O juiz federal Jeferson Schneider, da 5ª Vara Federal de Cuiabá, absolveu o ex-prefeito de Várzea Grande, Antonio Gonçalo Pedroso Maninho de Barros, das acusações de desvio ou aplicação indevida de verbas públicas e de falta de prestação de contas, referente a verbas do Fundo de Manutenção e Desenvolvimento da Educação Básica (Fundeb). O magistrado, apesar de considerar que houve má administração, entendeu que não ficou comprovado nos autos o dolo, ou seja, a intenção, do ex-prefeito. Outras quatro pessoas também foram absolvidas.

De acordo com a denúncia do Ministério Público Federal (MPF), Antônio Gonçalo Pedroso Maninho de Barros, Sebastião dos Reis Gonçalves, Jefferson Aparecido Pozza Favaro, José Augusto de Moraes e Odenil Seba, no ano de 2012 teriam desviado ou aplicado indevidamente recursos públicos oriundos do Fundeb, que deveriam ser destinados a ações de manutenção e desenvolvimento do ensino e ao pagamento de profissionais da educação. A Antônio e Sebastião também foi imputada a prática de falta de prestação de contas no devido tempo.

A denúncia foi recebida em 09 de janeiro de 2017. O MPF alegou que eles foram responsáveis pela má gestão das verbas repassadas a Várzea Grande em decorrência da não aplicação e 60% do valor total das verbas na remuneração dos profissionais da educação básica, bem como desrespeitaram a determinação legal que limita em 40% os gastos com ações de manutenção e desenvolvimento.

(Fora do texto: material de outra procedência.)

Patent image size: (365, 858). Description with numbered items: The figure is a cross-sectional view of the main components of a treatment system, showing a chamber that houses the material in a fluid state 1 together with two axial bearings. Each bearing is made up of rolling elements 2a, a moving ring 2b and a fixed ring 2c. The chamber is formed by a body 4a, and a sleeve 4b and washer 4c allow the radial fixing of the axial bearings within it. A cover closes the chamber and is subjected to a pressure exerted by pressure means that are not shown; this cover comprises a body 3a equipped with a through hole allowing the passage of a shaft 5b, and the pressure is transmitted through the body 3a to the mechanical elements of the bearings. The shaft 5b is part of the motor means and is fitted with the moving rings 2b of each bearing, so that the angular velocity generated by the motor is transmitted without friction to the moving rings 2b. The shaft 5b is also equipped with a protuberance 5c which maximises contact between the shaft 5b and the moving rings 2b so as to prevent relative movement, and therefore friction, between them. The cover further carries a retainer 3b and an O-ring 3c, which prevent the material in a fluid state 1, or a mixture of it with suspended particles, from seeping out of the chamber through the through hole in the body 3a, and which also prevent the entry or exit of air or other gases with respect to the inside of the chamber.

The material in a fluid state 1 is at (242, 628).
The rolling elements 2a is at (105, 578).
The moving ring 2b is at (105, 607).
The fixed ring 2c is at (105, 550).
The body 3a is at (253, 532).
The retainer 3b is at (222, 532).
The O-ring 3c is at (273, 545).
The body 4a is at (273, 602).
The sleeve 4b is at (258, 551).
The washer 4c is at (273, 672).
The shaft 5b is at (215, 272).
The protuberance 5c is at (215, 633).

“Ainda de acordo com a acusação, os referidos gestores aplicaram o equivalente a 19,48% da receita proveniente de impostos municipais e transferências estadual e federal na manutenção e desenvolvimento do ensino, em desacordo com o imposto no art. 212 da Constituição da República, que fixa o mínimo de 25% para essas hipóteses; desviaram, em sua aplicação, a finalidade dos recursos provenientes do FNDE, quer por meio de transferências bancárias para contas bancárias de destinos não identificadas, quer em razão de aquisições irregulares destinadas ao custeio de vestimentas, serviços de adequação sanitária para unidade de saúde e coffe breaks; e, por fim, também deixaram de prestar contas em relação à integralidade das verbas recebidas pelo FUNDEB”, citou o magistrado.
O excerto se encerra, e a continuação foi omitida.